Sebastes mentella, the beaked redfish, deepwater redfin, ocean perch, Atlantic redfish, Norway haddock, red perch, golden redfish, or hemdurgan, is a species of marine ray-finned fish belonging to the subfamily Sebastinae, the rockfishes, part of the family Scorpaenidae. This species is found in the North Atlantic Ocean.

==Taxonomy==
Sebastes mentella was first formally described in 1951 by the Soviet biologist Valentin Ivanovich Travin with the type locality given as the Bear Island Banks in the Barents Sea. The beaked redfish has been known to hybridise with the Acadian redfish (S. fasciatus). This species is classified within the subgenus Sebastes by some authorities. The specific name mentella is a diminutive of mentum which means "chin", a reference to the obvious symphyseal knob.

==Description==
Sebastes mentella has an elongated and compressed body with a deep head and a wide mouth, There are two spines on the preorbital bone with 1 or 2 spiny points above the maxilla; the suborbital ridge has no spines and is typically not well marked and there are spines on the nasal, pre-ocular, supraocular and postocular and parietal bones. On the symphysis of the lower jaw there is a well developed and sharply projecting knob. The gill cover has no supplemental preopercular spine absent but all 5 preopercular spines are roughly equal in length, there is a supracleithral spine and 2 spines on the operculum of which the lower spine is directed downwards and forwards. The dorsal fin has 14–16 spines and 13–17, typically 14 or 15 soft rays while the anal fin has 3 spines and 7–11, usually 9 soft rays. This species has reached a maximum total length of 77.5 cm.
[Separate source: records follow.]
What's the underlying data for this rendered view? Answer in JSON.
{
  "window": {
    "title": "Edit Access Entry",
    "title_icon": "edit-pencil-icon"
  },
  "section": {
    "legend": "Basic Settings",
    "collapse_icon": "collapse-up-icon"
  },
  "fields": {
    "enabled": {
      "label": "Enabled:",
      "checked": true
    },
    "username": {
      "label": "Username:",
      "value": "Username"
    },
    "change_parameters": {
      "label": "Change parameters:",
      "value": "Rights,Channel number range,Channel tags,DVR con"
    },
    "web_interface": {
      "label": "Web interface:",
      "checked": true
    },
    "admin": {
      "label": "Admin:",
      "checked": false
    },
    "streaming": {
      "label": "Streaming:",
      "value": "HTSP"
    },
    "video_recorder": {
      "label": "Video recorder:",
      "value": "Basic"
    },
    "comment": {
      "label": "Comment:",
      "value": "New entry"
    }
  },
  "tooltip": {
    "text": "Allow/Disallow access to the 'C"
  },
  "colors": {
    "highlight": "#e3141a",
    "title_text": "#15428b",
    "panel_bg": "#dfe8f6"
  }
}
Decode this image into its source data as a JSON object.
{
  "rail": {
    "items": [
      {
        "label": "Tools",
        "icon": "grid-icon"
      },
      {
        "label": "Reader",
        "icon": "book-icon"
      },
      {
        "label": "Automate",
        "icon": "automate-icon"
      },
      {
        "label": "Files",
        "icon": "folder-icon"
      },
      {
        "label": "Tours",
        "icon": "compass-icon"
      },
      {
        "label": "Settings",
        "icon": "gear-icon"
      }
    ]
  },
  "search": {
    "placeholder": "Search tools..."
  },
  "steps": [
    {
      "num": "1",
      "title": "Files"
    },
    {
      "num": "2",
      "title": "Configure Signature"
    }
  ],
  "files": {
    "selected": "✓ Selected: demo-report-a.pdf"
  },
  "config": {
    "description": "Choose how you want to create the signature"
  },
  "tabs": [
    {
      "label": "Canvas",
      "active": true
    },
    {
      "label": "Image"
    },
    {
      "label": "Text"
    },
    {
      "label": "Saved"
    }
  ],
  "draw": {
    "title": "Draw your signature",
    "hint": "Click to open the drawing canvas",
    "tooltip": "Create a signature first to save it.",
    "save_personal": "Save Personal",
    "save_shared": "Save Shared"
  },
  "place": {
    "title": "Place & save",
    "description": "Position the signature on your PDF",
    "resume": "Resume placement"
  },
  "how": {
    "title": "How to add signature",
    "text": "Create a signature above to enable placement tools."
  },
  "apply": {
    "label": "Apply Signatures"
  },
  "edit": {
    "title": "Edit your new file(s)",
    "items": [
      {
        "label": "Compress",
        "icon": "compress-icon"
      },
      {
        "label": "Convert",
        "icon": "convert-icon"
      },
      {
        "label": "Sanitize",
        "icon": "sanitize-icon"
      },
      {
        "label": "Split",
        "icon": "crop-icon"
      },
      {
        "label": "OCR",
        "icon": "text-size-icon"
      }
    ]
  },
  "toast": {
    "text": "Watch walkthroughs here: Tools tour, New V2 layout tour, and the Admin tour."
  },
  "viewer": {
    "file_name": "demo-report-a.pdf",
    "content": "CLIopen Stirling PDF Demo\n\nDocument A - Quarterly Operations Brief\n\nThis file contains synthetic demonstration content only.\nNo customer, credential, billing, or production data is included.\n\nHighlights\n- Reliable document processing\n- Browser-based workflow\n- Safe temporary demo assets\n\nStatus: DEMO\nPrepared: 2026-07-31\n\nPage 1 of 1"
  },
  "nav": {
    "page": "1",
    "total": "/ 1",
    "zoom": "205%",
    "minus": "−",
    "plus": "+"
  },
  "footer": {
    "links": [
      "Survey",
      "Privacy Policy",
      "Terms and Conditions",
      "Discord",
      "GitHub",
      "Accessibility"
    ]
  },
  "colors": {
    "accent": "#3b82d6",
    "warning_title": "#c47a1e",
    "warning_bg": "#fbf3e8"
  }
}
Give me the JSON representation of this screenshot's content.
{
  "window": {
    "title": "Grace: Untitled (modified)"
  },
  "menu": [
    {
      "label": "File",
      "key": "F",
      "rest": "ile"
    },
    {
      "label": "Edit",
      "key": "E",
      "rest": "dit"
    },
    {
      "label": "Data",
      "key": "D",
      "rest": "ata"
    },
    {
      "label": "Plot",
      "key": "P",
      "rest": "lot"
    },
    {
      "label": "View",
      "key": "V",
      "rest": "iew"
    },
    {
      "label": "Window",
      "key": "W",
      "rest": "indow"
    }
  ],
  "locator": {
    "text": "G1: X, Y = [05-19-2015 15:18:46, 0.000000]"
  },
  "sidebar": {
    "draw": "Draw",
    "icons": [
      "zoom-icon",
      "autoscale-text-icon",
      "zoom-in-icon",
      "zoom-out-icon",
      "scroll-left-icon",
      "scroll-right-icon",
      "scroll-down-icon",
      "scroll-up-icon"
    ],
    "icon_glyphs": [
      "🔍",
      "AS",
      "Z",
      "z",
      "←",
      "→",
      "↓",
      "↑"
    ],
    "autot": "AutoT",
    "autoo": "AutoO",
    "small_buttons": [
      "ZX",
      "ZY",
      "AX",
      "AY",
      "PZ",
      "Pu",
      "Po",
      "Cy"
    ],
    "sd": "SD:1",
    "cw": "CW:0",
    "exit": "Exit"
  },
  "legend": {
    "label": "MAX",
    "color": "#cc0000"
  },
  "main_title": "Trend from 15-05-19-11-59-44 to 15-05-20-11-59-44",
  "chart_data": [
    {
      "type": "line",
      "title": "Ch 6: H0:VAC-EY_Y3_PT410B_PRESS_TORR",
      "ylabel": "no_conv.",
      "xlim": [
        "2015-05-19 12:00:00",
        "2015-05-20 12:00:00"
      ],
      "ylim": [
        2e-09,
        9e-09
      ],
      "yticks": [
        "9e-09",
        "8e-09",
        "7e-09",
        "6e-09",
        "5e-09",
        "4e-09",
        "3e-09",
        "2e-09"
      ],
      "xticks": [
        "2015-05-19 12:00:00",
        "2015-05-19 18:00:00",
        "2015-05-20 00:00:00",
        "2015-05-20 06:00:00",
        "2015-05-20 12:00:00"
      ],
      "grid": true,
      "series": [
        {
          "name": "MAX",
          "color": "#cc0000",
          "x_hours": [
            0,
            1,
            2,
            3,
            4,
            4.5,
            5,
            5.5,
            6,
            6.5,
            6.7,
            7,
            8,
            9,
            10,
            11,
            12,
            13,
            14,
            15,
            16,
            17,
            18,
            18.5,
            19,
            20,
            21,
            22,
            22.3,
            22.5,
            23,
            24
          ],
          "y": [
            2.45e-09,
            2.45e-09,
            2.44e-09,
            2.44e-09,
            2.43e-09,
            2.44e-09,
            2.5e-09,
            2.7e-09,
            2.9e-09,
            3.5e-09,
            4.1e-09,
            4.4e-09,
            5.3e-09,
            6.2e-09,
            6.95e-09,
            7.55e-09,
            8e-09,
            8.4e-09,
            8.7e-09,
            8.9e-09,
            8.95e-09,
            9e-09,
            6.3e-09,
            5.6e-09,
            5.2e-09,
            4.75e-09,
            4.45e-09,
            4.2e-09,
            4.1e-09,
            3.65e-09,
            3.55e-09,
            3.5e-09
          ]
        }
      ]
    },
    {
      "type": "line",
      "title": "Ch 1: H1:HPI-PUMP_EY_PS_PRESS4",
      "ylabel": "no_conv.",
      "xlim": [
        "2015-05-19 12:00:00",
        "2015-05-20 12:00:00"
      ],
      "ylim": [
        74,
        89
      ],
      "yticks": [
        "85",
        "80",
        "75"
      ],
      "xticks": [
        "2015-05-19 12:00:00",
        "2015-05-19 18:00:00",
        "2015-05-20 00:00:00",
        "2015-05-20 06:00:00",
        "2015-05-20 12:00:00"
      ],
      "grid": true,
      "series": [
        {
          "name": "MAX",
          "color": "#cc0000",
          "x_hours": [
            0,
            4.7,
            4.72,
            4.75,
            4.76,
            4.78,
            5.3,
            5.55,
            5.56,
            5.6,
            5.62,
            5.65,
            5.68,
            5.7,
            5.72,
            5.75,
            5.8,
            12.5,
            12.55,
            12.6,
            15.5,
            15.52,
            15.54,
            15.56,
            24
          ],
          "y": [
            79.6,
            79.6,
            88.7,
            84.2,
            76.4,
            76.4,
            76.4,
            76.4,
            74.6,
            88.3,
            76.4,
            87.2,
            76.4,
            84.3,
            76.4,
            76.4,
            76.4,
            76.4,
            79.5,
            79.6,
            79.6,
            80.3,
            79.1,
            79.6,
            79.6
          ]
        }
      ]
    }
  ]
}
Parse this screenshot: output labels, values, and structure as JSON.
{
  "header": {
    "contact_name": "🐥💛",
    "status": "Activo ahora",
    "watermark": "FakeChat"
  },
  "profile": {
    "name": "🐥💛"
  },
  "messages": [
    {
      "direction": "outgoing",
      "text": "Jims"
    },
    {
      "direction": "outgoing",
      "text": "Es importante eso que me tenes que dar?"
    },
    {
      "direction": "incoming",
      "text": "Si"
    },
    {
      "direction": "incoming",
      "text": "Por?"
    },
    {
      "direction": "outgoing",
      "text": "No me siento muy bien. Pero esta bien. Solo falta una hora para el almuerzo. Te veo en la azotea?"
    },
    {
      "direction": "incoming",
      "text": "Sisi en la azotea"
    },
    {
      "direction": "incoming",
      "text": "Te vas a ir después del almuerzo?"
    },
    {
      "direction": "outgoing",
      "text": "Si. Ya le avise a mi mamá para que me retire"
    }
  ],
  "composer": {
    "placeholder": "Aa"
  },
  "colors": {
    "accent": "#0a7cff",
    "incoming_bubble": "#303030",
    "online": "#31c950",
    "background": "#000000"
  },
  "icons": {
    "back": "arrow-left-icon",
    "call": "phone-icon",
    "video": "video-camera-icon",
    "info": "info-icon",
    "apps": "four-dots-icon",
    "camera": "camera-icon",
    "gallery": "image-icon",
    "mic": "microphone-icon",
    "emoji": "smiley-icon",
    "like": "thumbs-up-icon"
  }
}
==Distribution and habitat==
Sebastes mentella is found in the northern Atlantic Ocean. It occurs from Baffin Island south to Nova Scotia, around Greenland and Iceland, along the Iceland-Faroes ridge and northwards off Norway as far as Svalbard, Jan Mayen and the Barents Sea. This is a bathypelagic, oceanic species which is found at depth between 300 and 1441 m.

==Biology==
Sebastes mentella is ovoviviparous, the females are inseminated by the males in August–September in the Barents Sea or from September to mid-December off Iceland. The eggs are fertilised in January and February in the Barents Sea or in March off Iceland. The larvae are released from the females during April to June. This is a gregarious species at all stages of its life cycle, It feeds on krill, hyperiids, cephalopods, chaetognaths and small fishes. This is a long lived species which may live as long as 75 years in the Nova Scotia stock, although elsewhere a maximum age of 65 years is typical.

==Fisheries==
Sebastes mentella is caught using trawls. There is a major commercial fishery targeting this species but this is closely monitored. In 2006 the total catch landed was 61,500 t.

==Sustainable consumption==
In 2010, Greenpeace International added the deepwater redfish to its seafood red list: "The Greenpeace International seafood red list is a list of fish that are commonly sold around the world, and which have a very high risk of being sourced from unsustainable fisheries."